Overall, oil production has not really decreased adequately to meet the current demand, with US shale production continuing in earnest, Iraq increasing its production after coming off sanctions, and OPEC members acting in a quite un-cartel-like manner. Until the supply / demand imbalances rebalance, we expect to see more volatile movements in the oil price.
This year's commodity and oil price increases have translated to improved sentiment and outlooks for the resources and energy companies, with BHP being front of mind. South32 (which is also a holding in your equity portfolio) didn't rally to the same extent in recent weeks, but it is up 64.3% for the calendar year to COT Thursday (versus BHP's +17.9% rise).
China / Sentiment
Why have commodity prices increased this year (and BHP's share price likewise)? We believe that China is a big part of it. Essentially:
1. China has been stimulating their economy, and
2. People have realised that the Chinese economy is not falling apart.

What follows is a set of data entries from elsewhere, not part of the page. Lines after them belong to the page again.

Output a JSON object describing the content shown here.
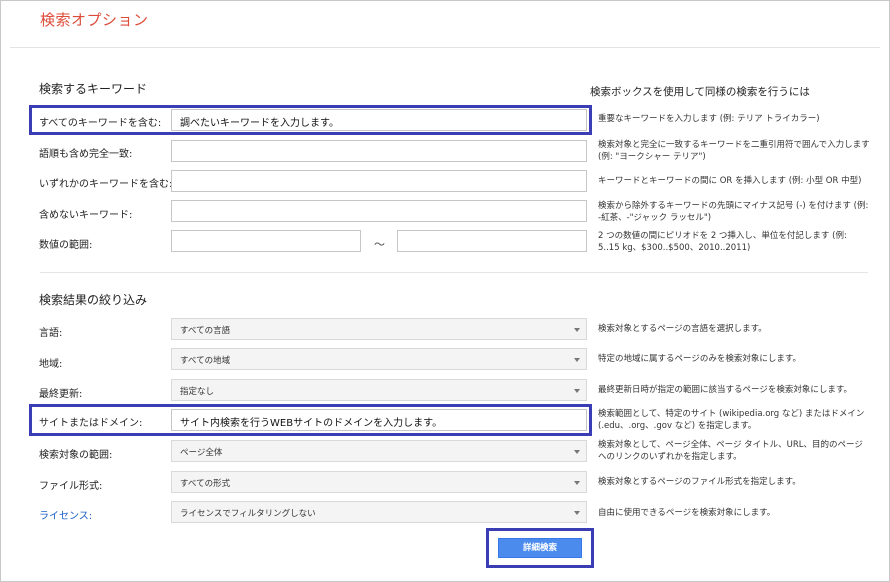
{
  "page": {
    "title": "検索オプション"
  },
  "keywords": {
    "heading": "検索するキーワード",
    "help_heading": "検索ボックスを使用して同様の検索を行うには",
    "rows": [
      {
        "label": "すべてのキーワードを含む:",
        "value": "調べたいキーワードを入力します。",
        "help": "重要なキーワードを入力します (例: テリア トライカラー)"
      },
      {
        "label": "語順も含め完全一致:",
        "value": "",
        "help": "検索対象と完全に一致するキーワードを二重引用符で囲んで入力します (例: \"ヨークシャー テリア\")"
      },
      {
        "label": "いずれかのキーワードを含む:",
        "value": "",
        "help": "キーワードとキーワードの間に OR を挿入します (例: 小型 OR 中型)"
      },
      {
        "label": "含めないキーワード:",
        "value": "",
        "help": "検索から除外するキーワードの先頭にマイナス記号 (-) を付けます (例: -紅茶、-\"ジャック ラッセル\")"
      },
      {
        "label": "数値の範囲:",
        "value_from": "",
        "value_to": "",
        "separator": "～",
        "help": "2 つの数値の間にピリオドを 2 つ挿入し、単位を付記します (例: 5..15 kg、$300..$500、2010..2011)"
      }
    ]
  },
  "filters": {
    "heading": "検索結果の絞り込み",
    "rows": [
      {
        "label": "言語:",
        "value": "すべての言語",
        "help": "検索対象とするページの言語を選択します。"
      },
      {
        "label": "地域:",
        "value": "すべての地域",
        "help": "特定の地域に属するページのみを検索対象にします。"
      },
      {
        "label": "最終更新:",
        "value": "指定なし",
        "help": "最終更新日時が指定の範囲に該当するページを検索対象にします。"
      },
      {
        "label": "サイトまたはドメイン:",
        "value": "サイト内検索を行うWEBサイトのドメインを入力します。",
        "help": "検索範囲として、特定のサイト (wikipedia.org など) またはドメイン (.edu、.org、.gov など) を指定します。"
      },
      {
        "label": "検索対象の範囲:",
        "value": "ページ全体",
        "help": "検索対象として、ページ全体、ページ タイトル、URL、目的のページへのリンクのいずれかを指定します。"
      },
      {
        "label": "ファイル形式:",
        "value": "すべての形式",
        "help": "検索対象とするページのファイル形式を指定します。"
      },
      {
        "label": "ライセンス:",
        "value": "ライセンスでフィルタリングしない",
        "help": "自由に使用できるページを検索対象にします。"
      }
    ]
  },
  "submit": {
    "label": "詳細検索"
  },
  "colors": {
    "title": "#dd4b39",
    "highlight": "#3a3db3",
    "button": "#4a8bed",
    "link": "#1a5fc8"
  }
}
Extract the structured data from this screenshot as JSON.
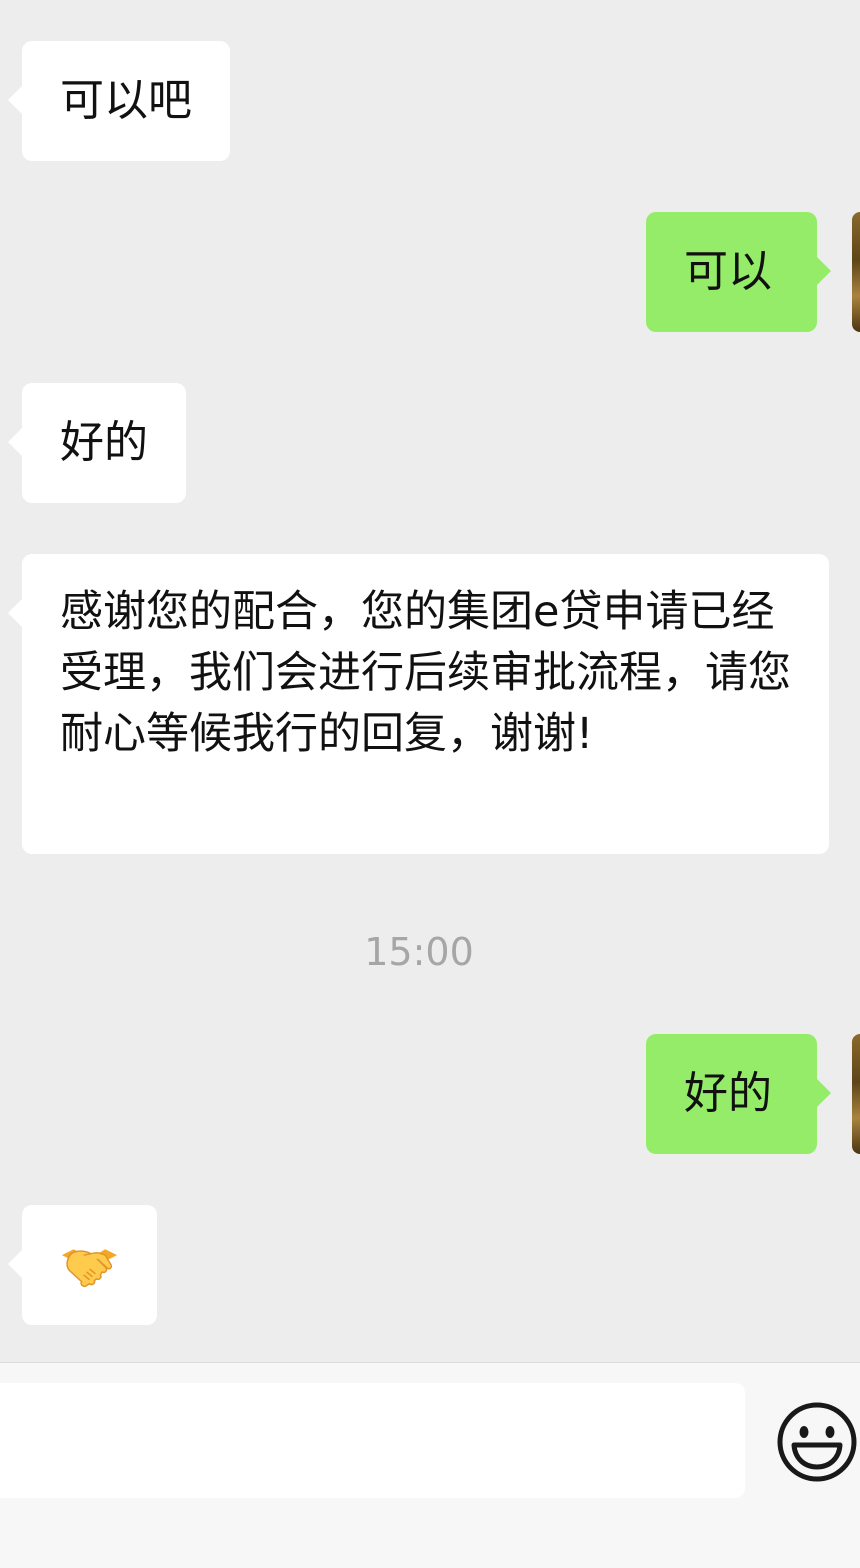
{
  "messages": [
    {
      "side": "incoming",
      "text": "可以吧"
    },
    {
      "side": "outgoing",
      "text": "可以"
    },
    {
      "side": "incoming",
      "text": "好的"
    },
    {
      "side": "incoming",
      "text": "感谢您的配合，您的集团e贷申请已经受理，我们会进行后续审批流程，请您耐心等候我行的回复，谢谢!"
    },
    {
      "side": "outgoing",
      "text": "好的"
    },
    {
      "side": "incoming",
      "text": "",
      "icon": "handshake-emoji"
    }
  ],
  "timestamp": "15:00",
  "input_bar": {
    "placeholder": "",
    "emoji_button_icon": "smiley-face-icon"
  },
  "colors": {
    "background": "#ededed",
    "incoming_bubble": "#ffffff",
    "outgoing_bubble": "#95ec69",
    "timestamp_text": "#a6a6a6"
  }
}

China's GDP figures recently released growth rate was 6.9% for the year (including Q1CY-16), generally in line with expectations. (Although some caution needs to be heeded in relation to Chinese statistics, see here)
Certainly, we did see many resource companies' share prices getting too far below their fundamental value - even with low long term commodity / oil price assumptions being used to form their valuations. This is why, when considered in relation to the sentiment turn on China, we believe the recent rally has occurred.
As to whether both the commodity prices and the share prices of the miners are sustainable from here, we would need that elusive crystal ball. But it should be remembered, just as we saw an overshoot to the downside (in our opinion), an overshoot to the upside often occurs on share-markets as well. We are mindful of this in relation to the mining and energy sectors at the moment.
In relation to oil in particular, as mentioned above, we do certainly expect more volatility. And we really should expect this more broadly across the resources sector.
As an aside (#1), we have seen a strong and sudden rally in the AUD (as shown in the graph below). The (far from perfect) correlation between commodity prices and the AUD is holding true. It has been compounded (in our opinion) by weakening sentiment in relation to the USD.
Aside #2: the higher AUD comes at a bad time for our exporters (specialist manufacturers, tourism, educations etc). Benefits were just starting to flow though, and this recovery in the AUD is likely to be detrimental for them. Furthermore, this translates poorly into Australia's economy overall - hurting efforts to transition from the mining boom economy, to a more broad-based, balanced economy.
Mining and energy services
We have yet to see the positive developments detailed above translate into the mining and energy services sectors. Many of these companies are trading on record low multiples. We expect to see this change, although the timing is uncertain, and the resources and energy company recovery would need to prove itself as somewhat sustainable.
Mining and energy services companies you own are Ausenco (~2.9% of your equity portfolio weight) and Emeco (~1.4%). Cardno (~2.4%) also has a division that provides services to the energy sector. As you can see, your portfolio exposure to the mining and energy services sectors is not high. However, there is significant leverage in them.
We have seen a quite unprecedented rally in BHP Billiton's share price over the last two weeks. Sentiment change associated with China has been a factor behind this, in conjunction with share prices overshooting to the downside. We are mindful of the risk of an overshoot to the upside from here.